Dr. Aronian says absenteeism also rose during the pandemic and continues to do so. For instance, a 2024 New York State Comptroller report found that approximately one in three New York students were chronically absent during the 2022-23 school year, defined as missing 10% of school days. Alaska had the nation’s highest rates (45%).2
However, experts say attributing the reading scores to a pandemic fallout oversimplifies a complicated issue. In a January 2025 report by the American Enterprise Institute, education researcher Nat Malkus notes that the dip in skills seen in American children mirrors that of adults over the same period.3
He also points to other familiar culprits like screens and social media. The experts Parents spoke with agree.
“While there are some apps and programs that can be valuable educational tools, prolonged exposure to screens and social media can be detrimental to a child’s attention span, interfere with very important critical thinking skills, and impact the ability to ask thought-provoking and high-level questions,” says Kristen Miller, Director of Education at Celebree School, which offers programs for infants to school-aged children.
Miller says scrolling forces people to process information quickly. Ideally, people take time to think about what they are reading or seeing and absorb the information.
Dr. Aronian notes the distracting nature of smartphones and watches in schools, but says that’s changing. (For instance, New York Gov. Kathy Hochul recently introduced a proposal to curb smartphone use in schools.) One hope of policy proposals like these is to help students focus.
In 2024, college professors reported students were arriving on campus unprepared to read full texts and with smaller vocabularies than previous generations, pointing to middle and high school curriculums focusing on comprehending the “main ideas” gleaned from shorter passages.
“I do not think there is a lack of rigor necessarily in the high school curricula, but the stakes are high in public schools as a result of state assessment tests and accountability,” says Jan Lacina, Ph.D., the senior associate dean for research, graduate studies, and strategic partnerships at Texas Christian University’s College of Education. “As a result, district curricula may be structured to prepare children for tests and lack the framework for preparing students to be critical readers, thinkers, and writers.”
How to Help Your Child Love Reading
More funding for teacher development and libraries, less focus on test scores, and more free and accessible in-person tutoring were just a few of the many systemic and structural changes experts point to as necessary to shift reading skills. However, parents can’t change the system overnight by reading bedtime stories to little ones.
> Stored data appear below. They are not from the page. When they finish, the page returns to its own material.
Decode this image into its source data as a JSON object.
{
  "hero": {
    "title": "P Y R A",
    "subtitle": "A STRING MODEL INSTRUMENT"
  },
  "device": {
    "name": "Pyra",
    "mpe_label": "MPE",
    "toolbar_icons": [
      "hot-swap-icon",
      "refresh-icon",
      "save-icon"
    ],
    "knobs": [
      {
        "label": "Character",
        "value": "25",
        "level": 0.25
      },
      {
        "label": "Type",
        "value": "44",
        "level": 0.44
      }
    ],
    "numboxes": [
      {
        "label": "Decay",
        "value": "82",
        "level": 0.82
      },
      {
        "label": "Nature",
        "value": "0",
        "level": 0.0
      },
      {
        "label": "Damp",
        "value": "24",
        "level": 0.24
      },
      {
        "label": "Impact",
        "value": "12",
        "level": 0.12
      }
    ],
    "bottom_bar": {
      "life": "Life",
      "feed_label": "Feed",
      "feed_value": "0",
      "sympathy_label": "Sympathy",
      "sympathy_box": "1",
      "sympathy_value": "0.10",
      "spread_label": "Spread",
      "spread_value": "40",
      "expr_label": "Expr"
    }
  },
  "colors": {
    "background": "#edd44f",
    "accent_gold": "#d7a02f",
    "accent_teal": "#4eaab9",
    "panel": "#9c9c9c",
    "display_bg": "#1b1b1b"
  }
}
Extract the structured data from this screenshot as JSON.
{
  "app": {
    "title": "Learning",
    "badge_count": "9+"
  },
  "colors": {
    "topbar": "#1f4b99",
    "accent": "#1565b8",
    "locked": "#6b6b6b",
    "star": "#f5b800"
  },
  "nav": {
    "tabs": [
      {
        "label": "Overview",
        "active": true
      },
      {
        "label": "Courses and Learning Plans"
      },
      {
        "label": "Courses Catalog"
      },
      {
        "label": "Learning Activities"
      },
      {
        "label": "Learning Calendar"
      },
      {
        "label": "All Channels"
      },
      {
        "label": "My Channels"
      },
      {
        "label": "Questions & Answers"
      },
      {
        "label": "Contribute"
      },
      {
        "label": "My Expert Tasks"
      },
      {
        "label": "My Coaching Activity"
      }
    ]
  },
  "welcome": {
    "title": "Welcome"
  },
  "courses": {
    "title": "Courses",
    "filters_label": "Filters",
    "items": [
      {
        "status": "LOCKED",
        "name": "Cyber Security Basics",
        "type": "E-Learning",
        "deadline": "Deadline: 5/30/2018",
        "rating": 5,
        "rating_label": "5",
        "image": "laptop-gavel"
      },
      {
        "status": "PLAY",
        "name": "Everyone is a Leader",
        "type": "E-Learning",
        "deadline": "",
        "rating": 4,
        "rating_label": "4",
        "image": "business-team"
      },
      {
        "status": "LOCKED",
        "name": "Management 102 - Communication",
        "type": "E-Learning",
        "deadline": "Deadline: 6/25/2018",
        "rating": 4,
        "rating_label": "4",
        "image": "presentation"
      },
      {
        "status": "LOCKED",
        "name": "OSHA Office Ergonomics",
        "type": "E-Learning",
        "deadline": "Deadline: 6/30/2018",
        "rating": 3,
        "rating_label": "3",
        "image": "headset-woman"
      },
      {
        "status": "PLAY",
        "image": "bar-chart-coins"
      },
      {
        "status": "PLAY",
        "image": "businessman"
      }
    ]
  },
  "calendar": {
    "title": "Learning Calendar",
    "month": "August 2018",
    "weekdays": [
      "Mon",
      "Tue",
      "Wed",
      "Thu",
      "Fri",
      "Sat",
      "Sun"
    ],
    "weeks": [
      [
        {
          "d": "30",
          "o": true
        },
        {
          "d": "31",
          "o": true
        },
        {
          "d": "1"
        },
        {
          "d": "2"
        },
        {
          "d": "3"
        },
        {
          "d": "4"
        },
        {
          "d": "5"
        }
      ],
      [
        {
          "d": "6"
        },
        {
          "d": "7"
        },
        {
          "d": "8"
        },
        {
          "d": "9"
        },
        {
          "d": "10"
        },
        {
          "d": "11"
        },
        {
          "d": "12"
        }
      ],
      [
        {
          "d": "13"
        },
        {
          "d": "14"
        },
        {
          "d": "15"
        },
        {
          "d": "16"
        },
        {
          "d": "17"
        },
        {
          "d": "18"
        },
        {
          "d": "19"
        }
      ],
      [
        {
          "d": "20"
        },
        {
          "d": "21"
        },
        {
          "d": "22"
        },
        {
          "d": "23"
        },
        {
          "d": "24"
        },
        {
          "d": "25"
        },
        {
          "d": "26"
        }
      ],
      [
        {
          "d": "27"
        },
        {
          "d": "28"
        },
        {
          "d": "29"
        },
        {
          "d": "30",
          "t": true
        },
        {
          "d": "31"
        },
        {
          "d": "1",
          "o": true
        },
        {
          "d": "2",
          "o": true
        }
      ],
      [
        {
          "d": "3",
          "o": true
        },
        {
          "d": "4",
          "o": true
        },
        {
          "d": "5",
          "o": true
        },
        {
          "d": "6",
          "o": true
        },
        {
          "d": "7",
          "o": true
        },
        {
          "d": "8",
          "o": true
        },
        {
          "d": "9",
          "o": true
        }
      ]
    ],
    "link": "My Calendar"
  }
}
They can, however, prioritize reading from an early age.
Model behavior
“To encourage children’s reading, parents must model a love of reading and set up reading zones in your home, cars, and for bathtime,” Dr. Aronian says, pointing out that some books are waterproof. “Always have a book in your bag for subway rides, waits in line and downtimes.”
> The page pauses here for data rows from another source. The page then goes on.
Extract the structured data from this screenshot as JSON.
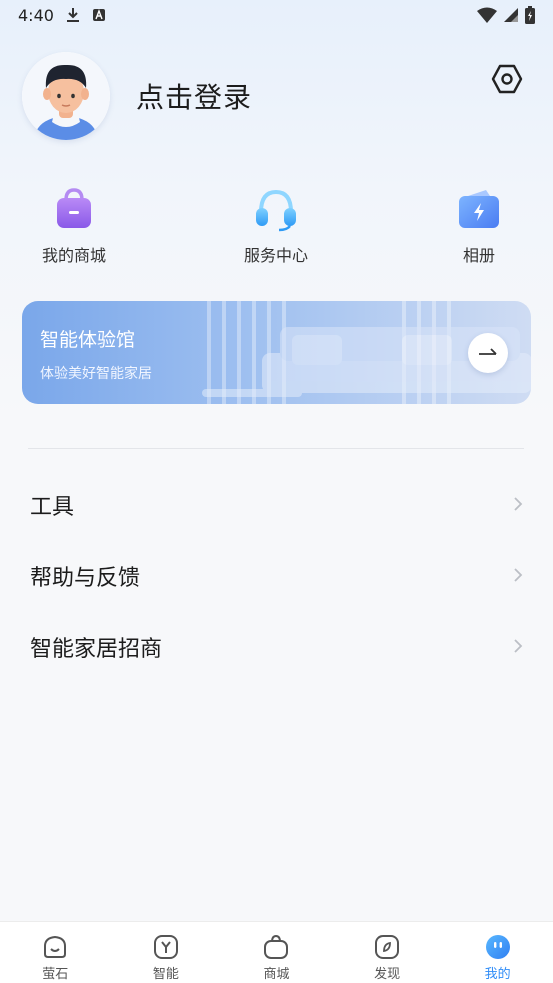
{
  "status_bar": {
    "time": "4:40"
  },
  "profile": {
    "login_text": "点击登录"
  },
  "quick_links": [
    {
      "label": "我的商城",
      "icon": "shopping-bag-icon"
    },
    {
      "label": "服务中心",
      "icon": "headset-icon"
    },
    {
      "label": "相册",
      "icon": "album-icon"
    }
  ],
  "banner": {
    "title": "智能体验馆",
    "subtitle": "体验美好智能家居"
  },
  "menu": [
    {
      "label": "工具"
    },
    {
      "label": "帮助与反馈"
    },
    {
      "label": "智能家居招商"
    }
  ],
  "bottom_nav": [
    {
      "label": "萤石",
      "icon": "home-icon"
    },
    {
      "label": "智能",
      "icon": "smart-icon"
    },
    {
      "label": "商城",
      "icon": "mall-icon"
    },
    {
      "label": "发现",
      "icon": "discover-icon"
    },
    {
      "label": "我的",
      "icon": "profile-icon",
      "active": true
    }
  ],
  "colors": {
    "accent": "#2f8cf7",
    "banner": "#7aa7ea"
  }
}
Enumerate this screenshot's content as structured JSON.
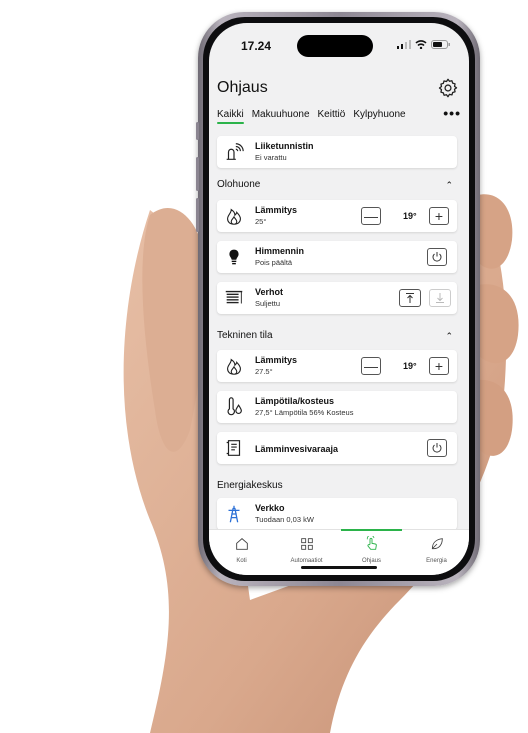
{
  "status": {
    "time": "17.24"
  },
  "header": {
    "title": "Ohjaus",
    "settings_icon": "gear-icon"
  },
  "tabs": [
    {
      "label": "Kaikki",
      "active": true
    },
    {
      "label": "Makuuhuone",
      "active": false
    },
    {
      "label": "Keittiö",
      "active": false
    },
    {
      "label": "Kylpyhuone",
      "active": false
    }
  ],
  "tabs_more": "•••",
  "motion": {
    "name": "Liiketunnistin",
    "status": "Ei varattu",
    "icon": "motion-sensor-icon"
  },
  "olohuone": {
    "title": "Olohuone",
    "heating": {
      "name": "Lämmitys",
      "status": "25°",
      "setpoint": "19°",
      "minus": "—",
      "plus": "+"
    },
    "dimmer": {
      "name": "Himmennin",
      "status": "Pois päältä"
    },
    "curtains": {
      "name": "Verhot",
      "status": "Suljettu"
    }
  },
  "tekninen": {
    "title": "Tekninen tila",
    "heating": {
      "name": "Lämmitys",
      "status": "27.5°",
      "setpoint": "19°",
      "minus": "—",
      "plus": "+"
    },
    "climate": {
      "name": "Lämpötila/kosteus",
      "status": "27,5° Lämpötila 56% Kosteus"
    },
    "boiler": {
      "name": "Lämminvesivaraaja"
    }
  },
  "energia": {
    "title": "Energiakeskus",
    "grid": {
      "name": "Verkko",
      "status": "Tuodaan 0,03 kW"
    }
  },
  "nav": [
    {
      "label": "Koti",
      "icon": "home-icon",
      "active": false
    },
    {
      "label": "Automaatiot",
      "icon": "grid-icon",
      "active": false
    },
    {
      "label": "Ohjaus",
      "icon": "touch-icon",
      "active": true
    },
    {
      "label": "Energia",
      "icon": "leaf-icon",
      "active": false
    }
  ],
  "colors": {
    "accent": "#2bb34a",
    "background": "#f1f1f2",
    "card": "#ffffff"
  }
}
Dr. Lacina suggests discussing your latest reads with your child to show you value literacy.
Make reading routine
“Develop a routine for reading aloud to your child, beginning with an infant and continuing throughout their early childhood years,” Dr. Lacina says. “As children begin to read independently, have your child read to you each day.”
Keep it fun
“Identify topics [your] child is interested in—dinosaurs, unicorns, plants—just about any topic is fine, and find books on that topic for their child to read or for [you] to read to [your] child,” Dr. Levy says. “This might also include magazines, comics, and news articles—anything that will help engage their child and make them enjoy reading.”